Tratado sobre la patria
¿Cómo leer en este contexto el celebrado y famoso “Informe sobre ciegos”? ¿Más locura romántica, esta vez bajo la contundente forma de la paranoia? ¿Libro insertado dentro del libro como astuta maniobra que vendría a ser equivalente a haber metido El túnel (relato primo del “Informe”) para lograr mayor espesor de texto? Ya estamos en los sesenta y un libro necesitaba lomo (un ladrillo, se diría ahora: cada escritor debe generar al menos un ladrillo para validarse como Autor) para jerarquizar su presentación como “novela de ideas”. El túnel era otra cosa, una novela corta y contundente. Pero el “Informe sobre ciegos” –relato autónomo al fin y al cabo dentro de la novela– también entronca con una tradición de literatura fantástica que Sabato, con originalidad, hizo derivar hacia el género de terror, poco y nada frecuentado en la literatura nacional.
No podía faltar –entre horrores carnales y terrores metafísicos– el peronismo. Sobre héroes y tumbas es un libro apenas tardío de los años cincuenta. Había que decir algo. De pronto, a mitad del libro, antes de dar comienzo el “Informe sobre ciegos”, Martín se encuentra a la deriva, penando por Alejandra, cuando se topa con las masas de cabecitas vengativos tomando por asalto las iglesias. En media página, como si no tuviera demasiada importancia, el narrador liquida el incómodo bombardeo sobre Plaza de Mayo. Claro, a Sabato lo atraía mucho más la posibilidad de volver al tópico de la locura (en este caso una mujer que trata de rescatar imágenes de Cristo y la Virgen de los incendios) en la irresistible escenografía de una iglesia en llamas. El punto de vista es el clásico antiperonismo de la época de los sectores medios intelectuales, no hay mucha novedad al respecto.
Llegados al final de Sobre héroes y tumbas, nos topamos con un doble plano narrativo.
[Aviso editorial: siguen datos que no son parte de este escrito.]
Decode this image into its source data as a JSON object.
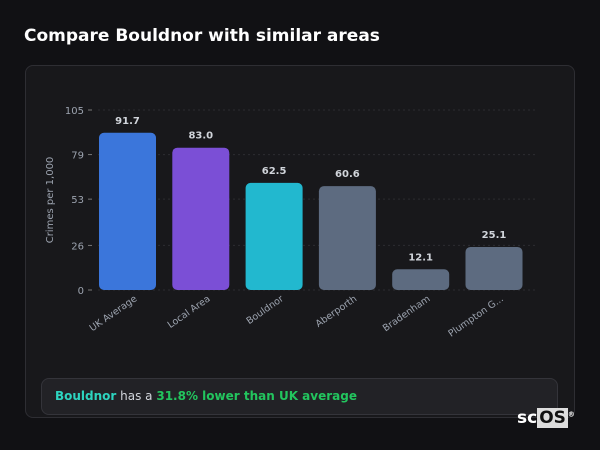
{
  "title": "Compare Bouldnor with similar areas",
  "chart_data": {
    "type": "bar",
    "ylabel": "Crimes per 1,000",
    "ylim": [
      0,
      105
    ],
    "yticks": [
      0,
      26,
      53,
      79,
      105
    ],
    "grid": true,
    "categories": [
      "UK Average",
      "Local Area",
      "Bouldnor",
      "Aberporth",
      "Bradenham",
      "Plumpton G..."
    ],
    "values": [
      91.7,
      83.0,
      62.5,
      60.6,
      12.1,
      25.1
    ],
    "labels": [
      "91.7",
      "83.0",
      "62.5",
      "60.6",
      "12.1",
      "25.1"
    ],
    "colors": [
      "#3b76db",
      "#7b4fd6",
      "#22b8cf",
      "#5d6b80",
      "#5d6b80",
      "#5d6b80"
    ]
  },
  "footer": {
    "area": "Bouldnor",
    "mid": " has a ",
    "highlight": "31.8% lower than UK average"
  },
  "logo": {
    "sc": "sc",
    "os": "OS",
    "mark": "®"
  }
}
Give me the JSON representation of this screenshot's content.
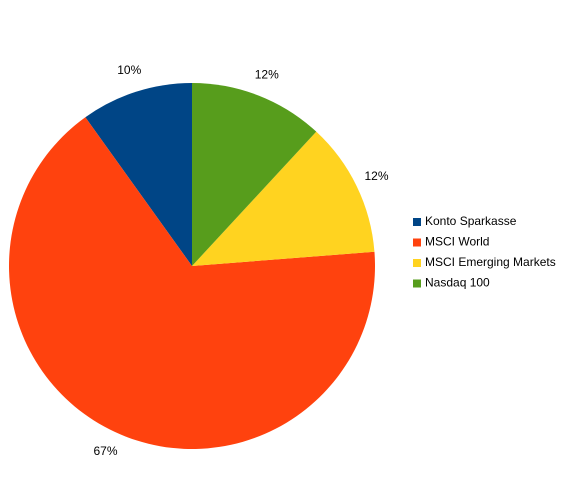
{
  "chart_data": {
    "type": "pie",
    "categories": [
      "Konto Sparkasse",
      "MSCI World",
      "MSCI Emerging Markets",
      "Nasdaq 100"
    ],
    "values": [
      10,
      67,
      12,
      12
    ],
    "value_labels": [
      "10%",
      "67%",
      "12%",
      "12%"
    ],
    "colors": [
      "#004586",
      "#ff420e",
      "#ffd320",
      "#579d1c"
    ],
    "legend": "right"
  }
}
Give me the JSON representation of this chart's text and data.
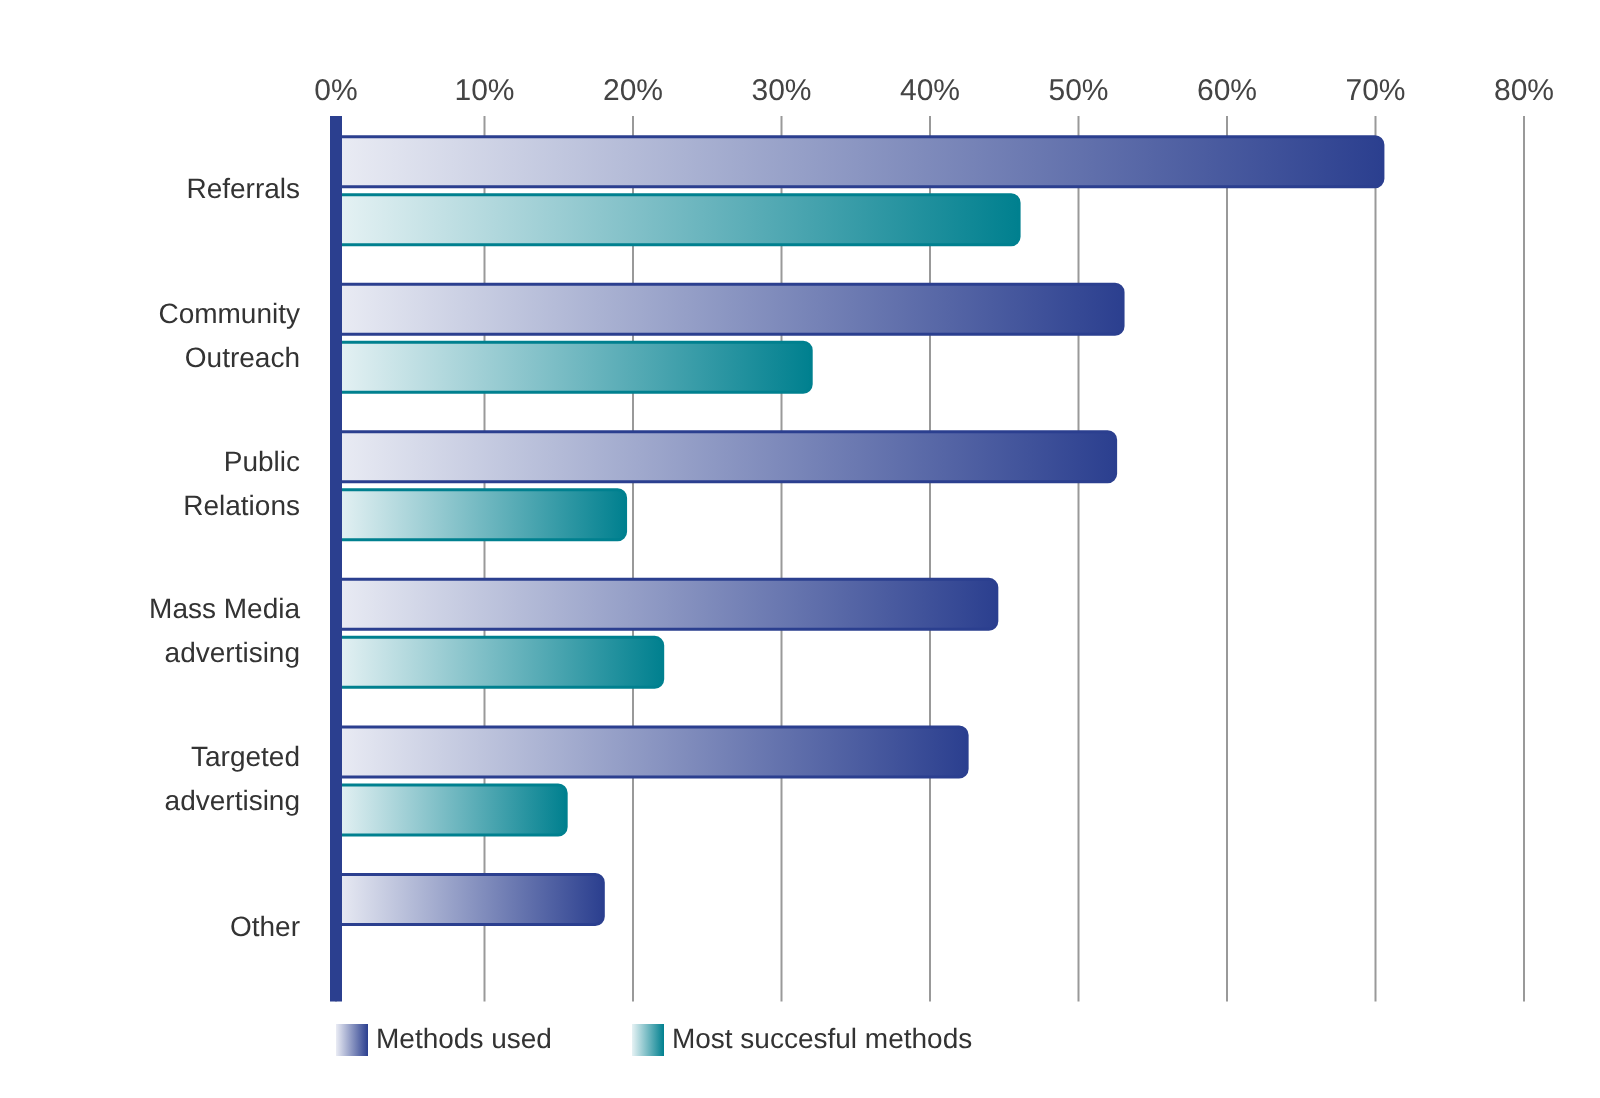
{
  "chart_data": {
    "type": "bar",
    "orientation": "horizontal",
    "categories": [
      "Referrals",
      "Community Outreach",
      "Public Relations",
      "Mass Media advertising",
      "Targeted advertising",
      "Other"
    ],
    "series": [
      {
        "name": "Methods used",
        "color": "#2b3f8f",
        "values": [
          70.5,
          53,
          52.5,
          44.5,
          42.5,
          18
        ]
      },
      {
        "name": "Most succesful methods",
        "color": "#00808f",
        "values": [
          46,
          32,
          19.5,
          22,
          15.5,
          null
        ]
      }
    ],
    "xlim": [
      0,
      80
    ],
    "xticks": [
      {
        "value": 0,
        "label": "0%"
      },
      {
        "value": 10,
        "label": "10%"
      },
      {
        "value": 20,
        "label": "20%"
      },
      {
        "value": 30,
        "label": "30%"
      },
      {
        "value": 40,
        "label": "40%"
      },
      {
        "value": 50,
        "label": "50%"
      },
      {
        "value": 60,
        "label": "60%"
      },
      {
        "value": 70,
        "label": "70%"
      },
      {
        "value": 80,
        "label": "80%"
      }
    ],
    "grid": "x",
    "legend": "bottom left"
  }
}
El cadáver de Lavalle viajando hacia el norte, Martín viajando hacia el sur, donde el aire es más puro, y “el cielo transparente y duro como un diamante negro”. Después de tanto sufrimiento, sinsentido y dolor, la memorable escena final: Martín va a unir su chorro de orina a la del camionero Bucich, presunto representante de la Argentina profunda, tan ignorante de las honduras metafísicas como de las complicaciones de la pasión, y tan ajeno a Lavalle como a los rojo-punzó. La hidalguía del simple, la simplificación del paisaje, la hombría exaltada (los dos varones horadando la tierra juntos con sus orines) vienen a cerrar el círculo: Sobre héroes y tumbas consuma una metafísica de las cosas simples de la vida. Pero la metasimpleza es lo que queda después de haber visitado los profundos abismos del mal, un destilado de simpleza que empieza a tener sabor a nada.
Sabato sacó a su literatura de las Bellas Artes y, consecuente, la sumergió en el bronce de la filosofía y en el barro de las pasiones bajas. La depositó robusta en las arenas de la literatura argentina que andaba a la pesca de la Novela Total, la novela de Ideas, la novela en Abismo. Sabato dio en Sobre héroes y tumbas su versión de la patria, que podríamos encerrar en otro lema simple: Argentina es un país metafísico, inexplicable, angustiante. Por eso, la novela metafísica se convirtió con el tiempo en algo tan naturalmente argentino como Borges o como Piazzolla. Y con el tiempo como el propio Sabato, definitivamente erigido en GranViejo Sabio del país metafísico que cíclicamente entra en crisis y busca explicarse a sí mismo.